When the United Nations Security Council passed Resolution 1325 in October of 2000, its aim was integration of women into every phase of conflict resolution while also combatting gender-based violence. Although the resolution’s passing was a watershed moment, says UCI political science assistant professor Heidi Hardt, more action is needed to address women’s underrepresentation in international conflict prevention, management and resolution efforts.

“Integrating women into these processes matters,” she says. “Scholars have shown that women’s participation can increase the probability that peace agreements last. A growing body of research finds that women’s security affects states’ security.”

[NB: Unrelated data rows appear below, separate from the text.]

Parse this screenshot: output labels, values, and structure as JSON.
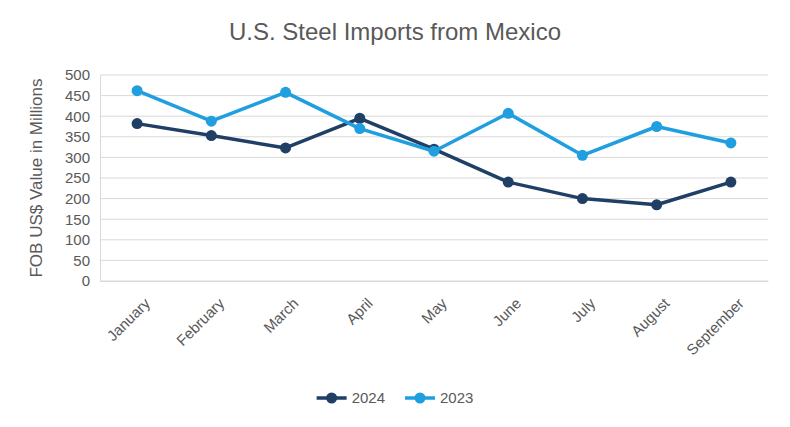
{
  "chart_data": {
    "type": "line",
    "title": "U.S. Steel Imports from Mexico",
    "y_label": "FOB US$ Value in Millions",
    "categories": [
      "January",
      "February",
      "March",
      "April",
      "May",
      "June",
      "July",
      "August",
      "September"
    ],
    "series": [
      {
        "name": "2024",
        "color": "#1f3f66",
        "marker": "circle",
        "line_style": "solid",
        "values": [
          382,
          353,
          323,
          395,
          320,
          240,
          200,
          185,
          240
        ]
      },
      {
        "name": "2023",
        "color": "#1f9fe0",
        "marker": "circle",
        "line_style": "solid",
        "values": [
          462,
          388,
          458,
          370,
          315,
          407,
          305,
          375,
          335
        ]
      }
    ],
    "ylim": [
      0,
      500
    ],
    "yticks": [
      0,
      50,
      100,
      150,
      200,
      250,
      300,
      350,
      400,
      450,
      500
    ],
    "grid": true,
    "legend": "bottom"
  }
}
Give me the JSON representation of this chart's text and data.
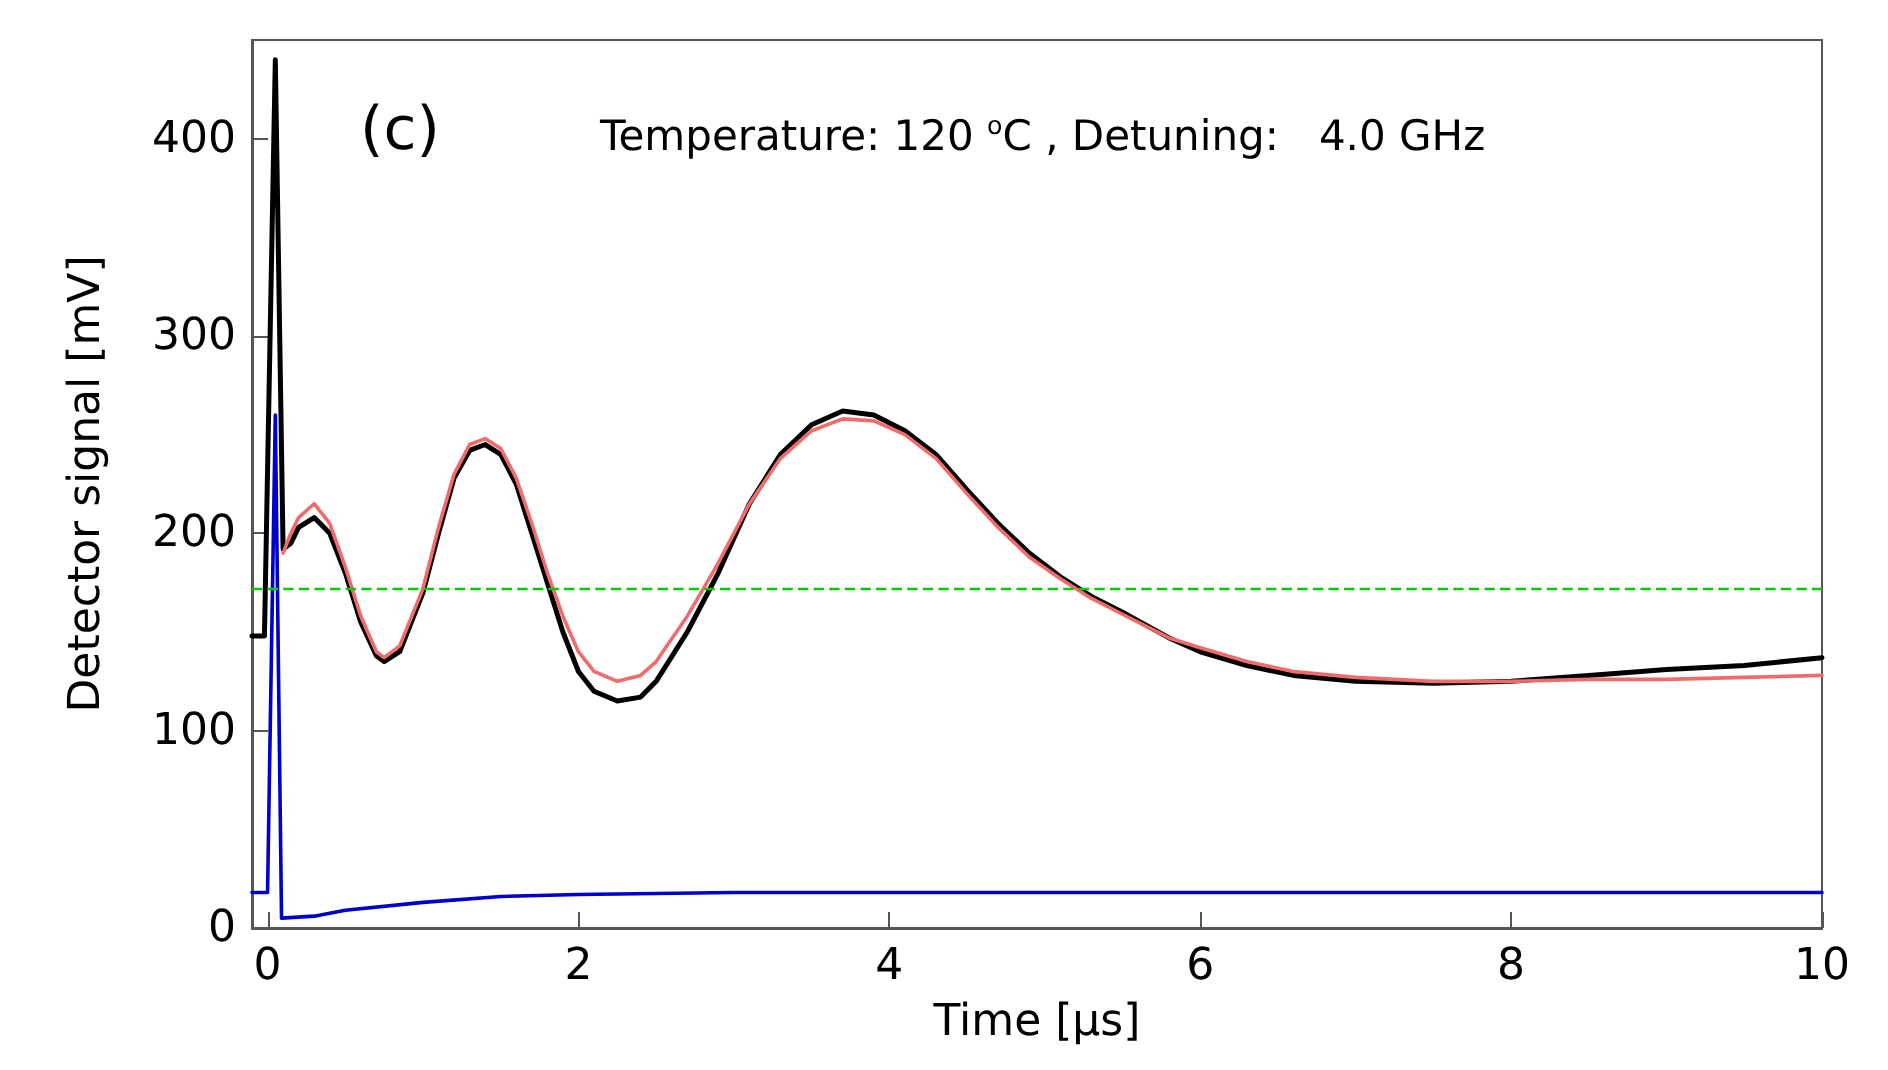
{
  "chart_data": {
    "type": "line",
    "xlabel": "Time [μs]",
    "ylabel": "Detector signal [mV]",
    "annotations": [
      "(c)",
      "Temperature: 120 $^{o}$C , Detuning:   4.0 GHz"
    ],
    "xlim": [
      -0.1,
      10
    ],
    "xticks": [
      0,
      2,
      4,
      6,
      8,
      10
    ],
    "ylim": [
      0,
      450
    ],
    "yticks": [
      0,
      100,
      200,
      300,
      400
    ],
    "grid": false,
    "marker": "none",
    "line_style": "solid",
    "ref_lines": [
      {
        "axis": "y",
        "value": 172,
        "label": null,
        "color": "#00cc00",
        "line_style": "dashed"
      }
    ],
    "series": [
      {
        "color": "#000000",
        "x": [
          -0.1,
          -0.02,
          0.05,
          0.1,
          0.15,
          0.2,
          0.3,
          0.4,
          0.5,
          0.6,
          0.7,
          0.75,
          0.85,
          1.0,
          1.1,
          1.2,
          1.3,
          1.4,
          1.5,
          1.6,
          1.7,
          1.8,
          1.9,
          2.0,
          2.1,
          2.25,
          2.4,
          2.5,
          2.7,
          2.9,
          3.1,
          3.3,
          3.5,
          3.7,
          3.9,
          4.1,
          4.3,
          4.5,
          4.7,
          4.9,
          5.1,
          5.3,
          5.5,
          5.8,
          6.0,
          6.3,
          6.6,
          7.0,
          7.5,
          8.0,
          8.5,
          9.0,
          9.5,
          10.0
        ],
        "values": [
          148,
          148,
          440,
          192,
          195,
          203,
          208,
          200,
          180,
          155,
          138,
          135,
          140,
          170,
          200,
          228,
          242,
          245,
          240,
          225,
          200,
          175,
          150,
          130,
          120,
          115,
          117,
          125,
          150,
          180,
          215,
          240,
          255,
          262,
          260,
          252,
          240,
          222,
          205,
          190,
          178,
          168,
          160,
          147,
          140,
          133,
          128,
          125,
          124,
          125,
          128,
          131,
          133,
          137
        ]
      },
      {
        "color": "#f26b6b",
        "x": [
          0.1,
          0.15,
          0.2,
          0.3,
          0.4,
          0.5,
          0.6,
          0.7,
          0.75,
          0.85,
          1.0,
          1.1,
          1.2,
          1.3,
          1.4,
          1.5,
          1.6,
          1.7,
          1.8,
          1.9,
          2.0,
          2.1,
          2.25,
          2.4,
          2.5,
          2.7,
          2.9,
          3.1,
          3.3,
          3.5,
          3.7,
          3.9,
          4.1,
          4.3,
          4.5,
          4.7,
          4.9,
          5.1,
          5.3,
          5.5,
          5.8,
          6.0,
          6.3,
          6.6,
          7.0,
          7.5,
          8.0,
          8.5,
          9.0,
          9.5,
          10.0
        ],
        "values": [
          190,
          200,
          208,
          215,
          205,
          183,
          158,
          140,
          137,
          143,
          172,
          203,
          230,
          245,
          248,
          243,
          228,
          205,
          180,
          158,
          140,
          130,
          125,
          128,
          135,
          158,
          185,
          215,
          238,
          252,
          258,
          257,
          250,
          238,
          220,
          203,
          188,
          177,
          167,
          159,
          147,
          142,
          135,
          130,
          127,
          125,
          125,
          126,
          126,
          127,
          128
        ]
      },
      {
        "color": "#0000cc",
        "x": [
          -0.1,
          0.0,
          0.05,
          0.09,
          0.3,
          0.5,
          1.0,
          1.5,
          2.0,
          3.0,
          5.0,
          10.0
        ],
        "values": [
          18,
          18,
          260,
          5,
          6,
          9,
          13,
          16,
          17,
          18,
          18,
          18
        ]
      }
    ]
  }
}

Despite this evidence, many international organizations have not completed the implementation of 1325, and data collection remains uneven and participation is only partially monitored.

Working with an international team of academic, military and policy research leaders, Hardt and her collaborators have a plan. NATO’s Emerging Security Challenges Division has awarded the team more than $210,000 through their Science for Peace and Security program for a two-year project that will result in:

  • Research and scholarly publications on women’s participation and effectiveness in the security and defense sector
  • An on-site and online gender-awareness and sexual harassment training course tailored for NATO civilian and military staff
  • A gender awareness handbook for all NATO practitioners

“NATO is the world’s largest military organization,” says Hardt. “By producing research on gender mainstreaming and by creating a gender awareness course, we have a unique opportunity to affect change.”

Depending on trials, NATO may choose to require the course for all incoming civilian and military staff at NATO headquarters in Brussels, Belgium.

Professor Hardt is collaborating on this project with Stéfanie von Hlatky, assistant professor of political studies at Queen’s University (Ontario), director of the Queen’s Centre for International and Defence Policy, and founder of Women in International Security - Canada. Also involved with the work are Australian Army Lieutenant-Colonel Darleen Young, who is leading the Women Peace and Security Gender and Child Protection and Gender Advisor Army Operations, and Jennifer Freeman, senior program officer for Women, Peace and Security at the Joan B. Kroc Institute for Peace and Justice, University of San Diego. The project begins this spring and will conclude in the spring of 2018.